Congress must respond to gun violence in US

In 1651, political theorist Thomas Hobbes wrote that life in a nation without reasonable governance and regulation would be “nasty, brutish and short.”

He was the first person to articulate the democratic concept of the social contract in which citizens in a society cede some small measure of absolute freedom in return for a servant government that protects their interests in a complex and at times dangerous world. As Americans, we deplore the potential of ceding our hard-won freedoms to any entity, man or state. Yet, all Americans have ceded some of their freedoms in the interests of public safety.

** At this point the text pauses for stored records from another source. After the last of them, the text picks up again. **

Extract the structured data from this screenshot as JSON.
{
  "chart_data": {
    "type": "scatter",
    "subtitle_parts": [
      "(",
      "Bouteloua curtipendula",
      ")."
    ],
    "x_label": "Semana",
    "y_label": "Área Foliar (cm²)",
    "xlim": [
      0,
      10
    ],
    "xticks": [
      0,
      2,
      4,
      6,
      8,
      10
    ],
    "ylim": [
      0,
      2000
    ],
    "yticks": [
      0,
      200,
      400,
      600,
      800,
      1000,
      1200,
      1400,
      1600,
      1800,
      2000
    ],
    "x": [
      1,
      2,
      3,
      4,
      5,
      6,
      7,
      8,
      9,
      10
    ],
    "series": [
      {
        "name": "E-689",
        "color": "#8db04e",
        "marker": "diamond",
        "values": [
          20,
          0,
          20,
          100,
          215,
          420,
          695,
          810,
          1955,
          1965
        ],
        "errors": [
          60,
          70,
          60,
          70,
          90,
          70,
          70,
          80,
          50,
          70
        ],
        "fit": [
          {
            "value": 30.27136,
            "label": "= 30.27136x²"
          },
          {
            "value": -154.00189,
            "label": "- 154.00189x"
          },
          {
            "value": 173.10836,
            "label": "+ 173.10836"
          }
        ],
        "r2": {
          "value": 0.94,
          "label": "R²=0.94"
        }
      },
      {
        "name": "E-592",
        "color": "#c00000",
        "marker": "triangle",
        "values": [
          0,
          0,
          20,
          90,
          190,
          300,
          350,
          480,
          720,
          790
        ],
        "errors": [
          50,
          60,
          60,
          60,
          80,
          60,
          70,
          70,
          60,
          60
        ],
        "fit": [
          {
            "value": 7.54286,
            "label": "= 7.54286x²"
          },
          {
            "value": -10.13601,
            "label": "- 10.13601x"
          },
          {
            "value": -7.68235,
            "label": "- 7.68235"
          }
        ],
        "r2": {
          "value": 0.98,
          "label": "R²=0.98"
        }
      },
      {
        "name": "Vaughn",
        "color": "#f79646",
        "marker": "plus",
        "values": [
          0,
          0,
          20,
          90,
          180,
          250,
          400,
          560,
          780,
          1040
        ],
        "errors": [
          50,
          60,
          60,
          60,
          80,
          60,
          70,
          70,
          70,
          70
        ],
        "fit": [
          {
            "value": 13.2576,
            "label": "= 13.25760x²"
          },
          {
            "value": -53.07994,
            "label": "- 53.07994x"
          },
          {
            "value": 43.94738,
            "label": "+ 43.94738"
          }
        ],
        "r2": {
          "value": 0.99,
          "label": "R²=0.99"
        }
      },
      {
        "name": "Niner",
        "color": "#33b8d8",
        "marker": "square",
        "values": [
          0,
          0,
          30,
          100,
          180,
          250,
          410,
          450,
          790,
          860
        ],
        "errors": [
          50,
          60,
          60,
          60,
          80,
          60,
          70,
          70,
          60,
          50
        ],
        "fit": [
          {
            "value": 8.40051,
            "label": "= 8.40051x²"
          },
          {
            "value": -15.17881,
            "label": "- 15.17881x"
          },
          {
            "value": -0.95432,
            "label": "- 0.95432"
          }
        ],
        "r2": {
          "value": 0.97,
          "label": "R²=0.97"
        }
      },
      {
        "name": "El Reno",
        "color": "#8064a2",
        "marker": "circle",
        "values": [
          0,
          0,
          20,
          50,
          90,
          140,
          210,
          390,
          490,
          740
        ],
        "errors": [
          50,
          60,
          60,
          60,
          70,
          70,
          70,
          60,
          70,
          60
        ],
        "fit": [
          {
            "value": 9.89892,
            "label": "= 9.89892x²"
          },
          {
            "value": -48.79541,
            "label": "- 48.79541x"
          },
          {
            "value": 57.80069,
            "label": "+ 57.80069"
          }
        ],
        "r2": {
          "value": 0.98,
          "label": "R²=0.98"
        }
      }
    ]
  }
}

By driving on our roads, subject to their rules, we forgo the right to recklessly operate our cars and possibly injure others. By boarding a plane, we give up the right to smoke cigarettes and stand up during take-offs. Furthermore, before we can even approach the gate, we give the Transportation Security Administration the right to search our person and possessions. We suffer these discomforts for the greater good. Efforts in Congress to address the horrific level of gun violence in this country reflect common-sense principles such as these. We can live in a free society and still possess guns for protection and sport without having access to every conceivable high-capacity magazine. We are still a free people if we agree to reasonable background checks before acquiring a weapon. We are still free to pursue our dreams if we agree to reasonable rules that will keep guns out of the hands of criminal organizations.

The naysayers argue that we should not try to regulate guns because the effort will be fruitless to prevent violence. I agree. Nothing we do will eradicate violence in this country or prevent an unbalanced individual from engaging in hateful and tragic behavior. But if we try something, we can make a difference. If we try nothing and shrug our shoulders, I am positive that more innocent daughters, sons, sisters and brothers will die. I know I can’t look into the eyes of a family that lost a child to a stray bullet and tell them that nothing can be done.

According to FBI data, 1,464 people were killed by firearms in New Orleans between 2008-2011. That’s 1,464 families who will never see their loved ones again. If we were to have passed the entirety of President Obama’s proposed reforms, sadly, many of those victims would probably have still been killed because violence is a pervasive and complex problem with a diverse set of causes. Economic insecurity, poor mental health treatment options, inferior education options and the scarcity of positive opportunities are all contributors, which one regulation alone cannot eliminate. That being said, if we only acted on just a few of the president’s proposals, we could decrease the supply of guns used in the homicides by reducing the supply of illegally purchased guns via universal background checks. This would decrease the use of guns in violent crime and keep a few more families from having to bury a loved one.

While I was serving as a member of the Louisiana House of Representatives, I introduced an assault weapons ban bill on numerous occasions. I took on the National Rifle Association in these battles not because I have a grudge against gun owners, but because I could find no reasonable defense of having these weapons of mass destruction on our streets. As a resident of Sportsman’s Paradise, I am a strong supporter of the Second Amendment. However, I do not ascribe to the belief that Congress has no role in responding to the gun violence epidemic plaguing communities like New Orleans, Chicago and Detroit.

I support the Democratic Gun Violence Prevention Task Force principles for reducing gun violence because they would make our cities safer than they are today. Even incremental progress in this area would mean a few less heartbroken families. I don’t want to see another Hadiya Pendleton fall victim to our selfish efforts to preserve what obviously needs to change. We must listen to the 362-year-old wisdom of Hobbes so as to avoid perpetuating a dysfunctional system that sentences our innocent youth to an existence that is “nasty, brutish and short.”

Richmond is a member of the House Judiciary Committee.